Regressando ás “peças do mês”, a peça em exposição em Beja é um prato de bordo espessado com engobe alaranjado, e na legenda sugere-se que os 3 pares de orifícios iniciais, apenas agora visíveis 5 furos já que o prato foi recuperado incompleto, se destinariam à colocação de gatos para “consertar a peça”. Os autores da legenda fazem o paralelo com os “gatos” tradicionais colocados no século passado para consertar loiça em que eram usados metais variados. Ora, no calcolítico os metais “disponíveis” eram os nobríssimos bronze e ouro, o que não é aceitável, pelo que a união para além de uma resina só se explicará recorrendo a fibras vegetais, de duração e eficácias duvidosas, e mesmo assim atribuindo ao prato um valor incompreensível.
A imagem seguinte, é de uma das peças do mês que escolhi para confronto com esta polémica, já que tratando-se também de um fragmento de prato de bordo espessado mas com uma belísima decoração impressa do período Campaniforme, este sim talvez “justificasse” uma reparação pelo seu eventual significado cerimonial, mas “recuperar” um liso só talvez por ter pertencido a um importante antepassado!

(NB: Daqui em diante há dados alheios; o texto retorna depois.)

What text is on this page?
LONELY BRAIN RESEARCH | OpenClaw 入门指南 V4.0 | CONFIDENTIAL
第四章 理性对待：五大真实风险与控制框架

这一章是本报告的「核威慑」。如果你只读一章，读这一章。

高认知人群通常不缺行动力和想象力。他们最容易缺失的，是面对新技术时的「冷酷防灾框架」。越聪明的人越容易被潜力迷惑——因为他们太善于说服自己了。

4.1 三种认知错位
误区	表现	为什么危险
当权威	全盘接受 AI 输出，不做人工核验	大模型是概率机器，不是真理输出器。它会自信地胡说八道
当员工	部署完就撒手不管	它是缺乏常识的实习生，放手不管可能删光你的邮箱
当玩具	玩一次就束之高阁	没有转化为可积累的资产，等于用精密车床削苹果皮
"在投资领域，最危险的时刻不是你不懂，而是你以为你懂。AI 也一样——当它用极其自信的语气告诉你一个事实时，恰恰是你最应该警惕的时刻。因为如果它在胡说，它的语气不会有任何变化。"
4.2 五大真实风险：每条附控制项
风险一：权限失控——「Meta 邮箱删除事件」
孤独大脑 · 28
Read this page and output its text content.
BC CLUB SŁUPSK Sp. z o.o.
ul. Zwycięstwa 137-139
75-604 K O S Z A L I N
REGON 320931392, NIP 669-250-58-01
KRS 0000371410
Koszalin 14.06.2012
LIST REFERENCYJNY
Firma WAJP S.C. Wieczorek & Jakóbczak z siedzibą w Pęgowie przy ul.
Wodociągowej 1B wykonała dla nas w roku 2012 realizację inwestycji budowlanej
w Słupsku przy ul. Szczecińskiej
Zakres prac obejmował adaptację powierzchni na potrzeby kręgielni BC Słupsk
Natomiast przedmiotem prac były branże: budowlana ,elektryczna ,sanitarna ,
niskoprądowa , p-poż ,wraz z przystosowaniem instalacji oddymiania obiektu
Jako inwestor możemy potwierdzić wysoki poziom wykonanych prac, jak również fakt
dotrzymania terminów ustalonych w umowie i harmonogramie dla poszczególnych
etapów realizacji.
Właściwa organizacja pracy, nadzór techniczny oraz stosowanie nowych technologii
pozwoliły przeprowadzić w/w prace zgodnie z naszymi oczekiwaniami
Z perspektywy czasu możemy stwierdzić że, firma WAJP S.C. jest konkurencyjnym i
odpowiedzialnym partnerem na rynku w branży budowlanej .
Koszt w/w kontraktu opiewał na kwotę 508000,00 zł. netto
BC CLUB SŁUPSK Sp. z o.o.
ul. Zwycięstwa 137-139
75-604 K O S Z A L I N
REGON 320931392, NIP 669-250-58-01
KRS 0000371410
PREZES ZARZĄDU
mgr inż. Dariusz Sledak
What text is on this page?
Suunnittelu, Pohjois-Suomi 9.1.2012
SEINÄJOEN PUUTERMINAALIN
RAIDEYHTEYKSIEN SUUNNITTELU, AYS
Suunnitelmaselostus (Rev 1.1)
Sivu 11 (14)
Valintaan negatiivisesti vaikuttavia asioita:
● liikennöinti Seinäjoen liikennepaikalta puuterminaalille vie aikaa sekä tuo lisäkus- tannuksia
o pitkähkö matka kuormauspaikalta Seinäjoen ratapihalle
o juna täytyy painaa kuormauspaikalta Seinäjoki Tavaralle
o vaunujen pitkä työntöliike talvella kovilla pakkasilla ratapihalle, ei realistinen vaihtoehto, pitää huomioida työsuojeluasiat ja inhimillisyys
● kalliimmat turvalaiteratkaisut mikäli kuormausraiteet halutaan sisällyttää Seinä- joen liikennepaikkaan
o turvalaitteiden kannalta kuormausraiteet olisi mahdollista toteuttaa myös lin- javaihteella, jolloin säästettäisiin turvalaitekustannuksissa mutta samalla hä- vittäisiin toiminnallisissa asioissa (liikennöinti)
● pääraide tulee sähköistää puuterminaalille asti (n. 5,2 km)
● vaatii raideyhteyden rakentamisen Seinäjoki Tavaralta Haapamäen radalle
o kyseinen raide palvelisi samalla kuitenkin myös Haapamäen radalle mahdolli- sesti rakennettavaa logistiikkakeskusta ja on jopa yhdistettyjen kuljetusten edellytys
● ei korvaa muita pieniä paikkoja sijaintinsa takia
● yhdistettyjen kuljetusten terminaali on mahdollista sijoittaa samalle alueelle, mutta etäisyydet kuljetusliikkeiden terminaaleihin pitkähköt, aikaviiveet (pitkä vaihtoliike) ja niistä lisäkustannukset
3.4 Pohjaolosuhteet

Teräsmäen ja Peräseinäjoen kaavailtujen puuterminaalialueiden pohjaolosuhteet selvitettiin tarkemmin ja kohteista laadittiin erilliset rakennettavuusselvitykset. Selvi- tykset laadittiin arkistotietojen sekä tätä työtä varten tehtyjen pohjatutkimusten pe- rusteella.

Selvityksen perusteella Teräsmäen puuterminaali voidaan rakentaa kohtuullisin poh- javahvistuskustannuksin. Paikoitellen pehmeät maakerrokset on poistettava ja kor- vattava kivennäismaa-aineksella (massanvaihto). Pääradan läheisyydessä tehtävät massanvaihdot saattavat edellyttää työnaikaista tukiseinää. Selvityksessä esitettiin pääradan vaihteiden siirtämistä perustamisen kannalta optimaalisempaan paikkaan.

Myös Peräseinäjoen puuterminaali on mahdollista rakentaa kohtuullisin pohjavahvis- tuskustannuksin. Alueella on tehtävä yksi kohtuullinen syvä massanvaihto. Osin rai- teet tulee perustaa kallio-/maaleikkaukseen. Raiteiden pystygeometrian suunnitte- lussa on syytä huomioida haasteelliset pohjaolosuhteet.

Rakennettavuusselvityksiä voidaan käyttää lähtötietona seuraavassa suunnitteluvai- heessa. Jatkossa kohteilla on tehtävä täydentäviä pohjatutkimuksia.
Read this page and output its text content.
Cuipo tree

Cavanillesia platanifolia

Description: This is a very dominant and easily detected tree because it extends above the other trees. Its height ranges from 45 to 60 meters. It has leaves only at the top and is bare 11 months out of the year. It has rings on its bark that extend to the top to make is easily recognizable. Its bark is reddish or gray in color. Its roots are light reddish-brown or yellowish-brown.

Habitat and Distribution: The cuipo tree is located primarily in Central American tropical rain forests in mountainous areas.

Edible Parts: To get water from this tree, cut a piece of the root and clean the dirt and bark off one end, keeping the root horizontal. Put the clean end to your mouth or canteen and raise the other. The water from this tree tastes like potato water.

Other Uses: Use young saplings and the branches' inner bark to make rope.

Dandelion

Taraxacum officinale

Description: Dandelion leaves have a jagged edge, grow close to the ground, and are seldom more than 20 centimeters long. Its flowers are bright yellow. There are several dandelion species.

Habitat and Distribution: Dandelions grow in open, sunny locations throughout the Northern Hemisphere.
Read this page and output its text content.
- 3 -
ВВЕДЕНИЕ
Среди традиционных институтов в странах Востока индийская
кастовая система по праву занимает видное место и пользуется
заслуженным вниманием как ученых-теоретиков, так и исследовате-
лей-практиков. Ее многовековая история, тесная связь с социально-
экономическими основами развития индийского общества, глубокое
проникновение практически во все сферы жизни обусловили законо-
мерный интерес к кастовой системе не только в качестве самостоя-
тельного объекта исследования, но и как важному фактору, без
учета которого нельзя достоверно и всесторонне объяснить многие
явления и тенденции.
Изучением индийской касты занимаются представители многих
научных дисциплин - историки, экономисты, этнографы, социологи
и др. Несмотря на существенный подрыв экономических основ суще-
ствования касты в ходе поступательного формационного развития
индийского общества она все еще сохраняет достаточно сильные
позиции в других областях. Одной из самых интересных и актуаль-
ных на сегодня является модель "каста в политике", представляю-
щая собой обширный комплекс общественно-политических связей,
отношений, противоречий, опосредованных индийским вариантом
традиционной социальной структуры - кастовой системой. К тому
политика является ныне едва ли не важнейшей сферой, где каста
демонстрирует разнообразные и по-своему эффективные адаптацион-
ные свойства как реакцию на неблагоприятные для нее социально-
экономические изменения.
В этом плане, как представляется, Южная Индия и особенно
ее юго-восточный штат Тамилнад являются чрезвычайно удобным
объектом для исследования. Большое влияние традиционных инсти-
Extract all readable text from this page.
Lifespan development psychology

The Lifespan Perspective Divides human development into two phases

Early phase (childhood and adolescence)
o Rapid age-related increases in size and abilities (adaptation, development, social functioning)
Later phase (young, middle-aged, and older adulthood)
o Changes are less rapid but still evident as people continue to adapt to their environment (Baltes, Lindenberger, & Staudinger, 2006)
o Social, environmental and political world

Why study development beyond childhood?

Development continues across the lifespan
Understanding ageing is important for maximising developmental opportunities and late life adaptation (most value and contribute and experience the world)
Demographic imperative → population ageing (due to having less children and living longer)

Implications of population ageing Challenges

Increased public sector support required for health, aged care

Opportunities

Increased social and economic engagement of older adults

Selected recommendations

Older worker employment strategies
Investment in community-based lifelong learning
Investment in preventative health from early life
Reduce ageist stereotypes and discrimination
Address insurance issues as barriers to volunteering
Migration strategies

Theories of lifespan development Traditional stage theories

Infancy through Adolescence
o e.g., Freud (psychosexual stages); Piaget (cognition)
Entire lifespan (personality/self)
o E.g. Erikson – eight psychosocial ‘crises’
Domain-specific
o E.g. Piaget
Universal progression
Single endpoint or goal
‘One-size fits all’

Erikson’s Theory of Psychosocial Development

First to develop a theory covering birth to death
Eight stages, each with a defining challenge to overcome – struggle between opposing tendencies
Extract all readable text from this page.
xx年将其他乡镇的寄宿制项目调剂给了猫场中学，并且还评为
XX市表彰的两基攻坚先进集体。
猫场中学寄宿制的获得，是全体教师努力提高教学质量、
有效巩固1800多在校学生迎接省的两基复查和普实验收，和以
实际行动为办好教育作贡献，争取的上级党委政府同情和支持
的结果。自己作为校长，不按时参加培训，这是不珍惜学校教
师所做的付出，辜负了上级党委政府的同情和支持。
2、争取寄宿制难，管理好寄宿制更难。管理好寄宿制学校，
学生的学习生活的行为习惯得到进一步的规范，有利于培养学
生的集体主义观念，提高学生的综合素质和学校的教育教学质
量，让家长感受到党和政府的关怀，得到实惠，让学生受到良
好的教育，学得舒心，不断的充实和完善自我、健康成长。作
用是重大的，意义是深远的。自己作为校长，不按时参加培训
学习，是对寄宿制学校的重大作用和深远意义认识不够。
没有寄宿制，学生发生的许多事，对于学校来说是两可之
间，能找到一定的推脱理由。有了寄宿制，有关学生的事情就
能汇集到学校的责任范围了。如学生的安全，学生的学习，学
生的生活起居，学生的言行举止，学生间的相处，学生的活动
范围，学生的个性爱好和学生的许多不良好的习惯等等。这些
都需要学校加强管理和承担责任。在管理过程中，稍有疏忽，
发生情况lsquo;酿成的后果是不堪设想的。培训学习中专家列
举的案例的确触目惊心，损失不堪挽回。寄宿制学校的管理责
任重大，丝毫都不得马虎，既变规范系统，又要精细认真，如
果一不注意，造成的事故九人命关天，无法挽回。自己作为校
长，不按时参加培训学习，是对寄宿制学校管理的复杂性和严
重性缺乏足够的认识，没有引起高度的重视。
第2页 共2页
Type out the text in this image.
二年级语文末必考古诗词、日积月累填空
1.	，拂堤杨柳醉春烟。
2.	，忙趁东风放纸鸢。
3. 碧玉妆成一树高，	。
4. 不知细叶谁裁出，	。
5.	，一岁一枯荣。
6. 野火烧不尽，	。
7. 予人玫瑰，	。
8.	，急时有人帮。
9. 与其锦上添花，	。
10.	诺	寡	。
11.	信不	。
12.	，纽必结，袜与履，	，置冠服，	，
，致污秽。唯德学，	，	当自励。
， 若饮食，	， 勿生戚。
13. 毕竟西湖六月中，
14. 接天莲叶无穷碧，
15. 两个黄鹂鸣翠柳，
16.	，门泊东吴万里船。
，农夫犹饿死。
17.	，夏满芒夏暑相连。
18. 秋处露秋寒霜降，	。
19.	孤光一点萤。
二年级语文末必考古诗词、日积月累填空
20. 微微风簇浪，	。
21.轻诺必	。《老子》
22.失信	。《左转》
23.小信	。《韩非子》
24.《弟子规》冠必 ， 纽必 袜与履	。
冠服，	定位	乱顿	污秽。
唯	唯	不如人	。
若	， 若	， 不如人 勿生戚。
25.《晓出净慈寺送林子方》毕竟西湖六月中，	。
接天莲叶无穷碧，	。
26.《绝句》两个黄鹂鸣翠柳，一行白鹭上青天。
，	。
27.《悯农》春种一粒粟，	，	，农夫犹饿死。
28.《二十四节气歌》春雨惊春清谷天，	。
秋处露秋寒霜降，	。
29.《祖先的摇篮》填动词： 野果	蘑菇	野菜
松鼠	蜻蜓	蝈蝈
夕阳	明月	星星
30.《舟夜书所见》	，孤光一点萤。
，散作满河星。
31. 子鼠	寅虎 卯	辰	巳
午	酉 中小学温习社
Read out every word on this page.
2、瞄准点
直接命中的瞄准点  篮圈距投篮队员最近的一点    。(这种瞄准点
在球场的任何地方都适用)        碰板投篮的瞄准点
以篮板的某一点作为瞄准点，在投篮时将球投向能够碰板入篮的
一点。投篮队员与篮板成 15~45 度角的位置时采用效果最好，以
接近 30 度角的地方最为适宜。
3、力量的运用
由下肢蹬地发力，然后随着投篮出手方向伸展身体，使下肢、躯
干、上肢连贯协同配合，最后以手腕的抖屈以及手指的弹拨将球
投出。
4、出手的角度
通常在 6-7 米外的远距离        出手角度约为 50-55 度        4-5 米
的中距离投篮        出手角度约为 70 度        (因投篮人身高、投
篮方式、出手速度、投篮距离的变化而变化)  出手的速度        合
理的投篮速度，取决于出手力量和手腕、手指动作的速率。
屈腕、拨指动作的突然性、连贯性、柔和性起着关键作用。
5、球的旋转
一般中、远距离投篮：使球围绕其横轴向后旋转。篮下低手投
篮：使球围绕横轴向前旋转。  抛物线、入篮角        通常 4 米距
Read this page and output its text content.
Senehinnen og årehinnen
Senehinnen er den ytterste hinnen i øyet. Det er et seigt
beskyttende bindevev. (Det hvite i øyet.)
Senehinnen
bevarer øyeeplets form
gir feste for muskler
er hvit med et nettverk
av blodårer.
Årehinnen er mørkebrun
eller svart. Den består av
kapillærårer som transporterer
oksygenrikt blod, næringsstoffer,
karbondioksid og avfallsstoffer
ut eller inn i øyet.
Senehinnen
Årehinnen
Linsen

A última imagem, é também um bordo de um vaso com decoração Campaniforme impressa em bandas com um “pente” como instrumento auxiliar, com a particularidade de ter um furo com uma secção cónica que poderá ser explicada pela fricção de um fio de suspensão, já que tal como no “prato de Beja” não se observam traços de desgaste de um ventual “gato”. Uma das caracetrísticas dos vasos campaniformes é a diversidade decorativa, incisa ou impressa, com alguns padrões comuns, e em determinados conjuntos com o bordo também decorado como é este o caso.